I beg your indulgence on two counts: one, for beginning this essay in the manner of an 18th century English novel, and two, for again writing about our new dog, Sam. I promise this will be the last time. Perhaps I shouldn’t promise, but I will try my best not to further subject you to my excessive gushing over our 15 pound wonder. But today is Sam’s birthday. He is one year old, and therefore deserving of another mention.
It’s been two weeks, six day, 12 hours and 42 minutes since we brought Sam home. And it’s been years since we shared our home with a very young dog. Needless to say, there have been certain necessary adjustments to our household. Baby gates and other containment apparatus are now part of the décor. My floors are strewn with rawhide chews that I have a tendency to step on with my bare feet.

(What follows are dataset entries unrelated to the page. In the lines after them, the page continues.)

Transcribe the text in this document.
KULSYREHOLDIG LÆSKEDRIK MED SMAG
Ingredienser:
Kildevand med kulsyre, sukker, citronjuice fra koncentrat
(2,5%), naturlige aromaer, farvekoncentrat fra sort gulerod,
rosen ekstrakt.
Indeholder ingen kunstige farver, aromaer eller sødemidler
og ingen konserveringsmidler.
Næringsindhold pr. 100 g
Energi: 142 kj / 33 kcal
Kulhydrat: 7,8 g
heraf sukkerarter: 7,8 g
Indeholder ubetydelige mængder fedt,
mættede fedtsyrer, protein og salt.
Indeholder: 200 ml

Thus, in addition to sit, stay and come, Sam has been learning many curse words.
And, then, of course, there are all the dog toys that squeak incessantly as he tries to rip out their guts. The other day a woman whom I thought was my friend brought Sam a fuzzy duck toy that quacks non-stop as he holds it in his mouth. Unfortunately, it has become his favorite object. And I wonder what I did to cause her to hate me that much.
Getting used to a very small dog when one has been accustomed to cohabitating with very large dogs is another matter all together. I had never stopped to consider that small dogs can be hazardous to your health. Unlike large dogs, they are below one’s line of vision, so one must take special care not to step on them, or worse, trip over them. Excuse the pun, but I am learning this the hard way.
Then there are those instances when I call Sam, once, twice, perhaps three times, only to look down at my feet and see him staring up at me in puzzlement. Hey, I heard you the first time.
But it’s been almost three weeks of delight, and lots of fun seeing the world through Sam’s eyes. Although he was almost a year old when we took him home, he behaved as if he was discovering everything for the very first time. Before us, he obviously led a very confined life. It’s like he lived with the Mole Women, or was raised as Dog from Room.
During our walks along a busy road, I was aware that he was transfixed by moving cars and bicycles. And people. And other dogs. He backed away from path lights and irrigation flags. He barked challengingly at fire hydrants before realizing it was something he could conquer by lifting his leg.
Indoors also held many wonders. Since there are no second stories in underground shelters or utility sheds, Sam didn’t quite know what to make of stairs. But when one’s legs are only 6” long it is understandable that getting from one step to the next would seem as daunting as scaling the Empire State Building. But he figured it out, and now bounds up and down quite competently, looking very much like a Slinky.
Our stall shower is another object of complete fascination. He sits and stares at the water coming down as one might gawk at Niagara Falls. And he watches me intently as I step naked into it. I have to admit that I found it uncomfortable at first having a strange pair of male eyes gazing at my nakedness. That is, until I realized that unlike his human counterparts, Sam wouldn’t be judging me. At least, I didn’t think so.
He watches me blow dry my hair, Sam does. I can’t begin to imagine how he might be interpreting this behavior. But at least he doesn’t complain about the noise, unlike the other male I live with.
So all in all, the past two weeks, six days, 12 hours and 42 minutes have been a delight. We haven’t been sorry for a moment. Except perhaps for the incident when Sam ate a piece of baseboard molding in my husband’s office.
Or that his total cuteness impedes my efficiency because I have to stop what I’m doing to pick him up and cuddle, definitely one of the advantages of a small dog. Or that I now play second fiddle to a dog as I listen to my spouse professing his love for Sam. But that’s okay. Better Sam, than some bitch half my age.
But for all the joy that Sam brings us, we wonder if we jumped in too quickly, and didn’t allow ourselves sufficient time to recover from the loss of Davis. But this quote I happened upon has been helpful: “Once you have had a wonderful dog, a life without one is diminished.” So in another sense, having Sam is a commemoration to our other pets. The quote was attributed to the author Dean Koontz, and just goes to show that even writers of gory mysteries can have a soft spot when it comes to dogs.
So Happy Birthday Sam! May you live long and prosper! And may your energy keep the rest of us young.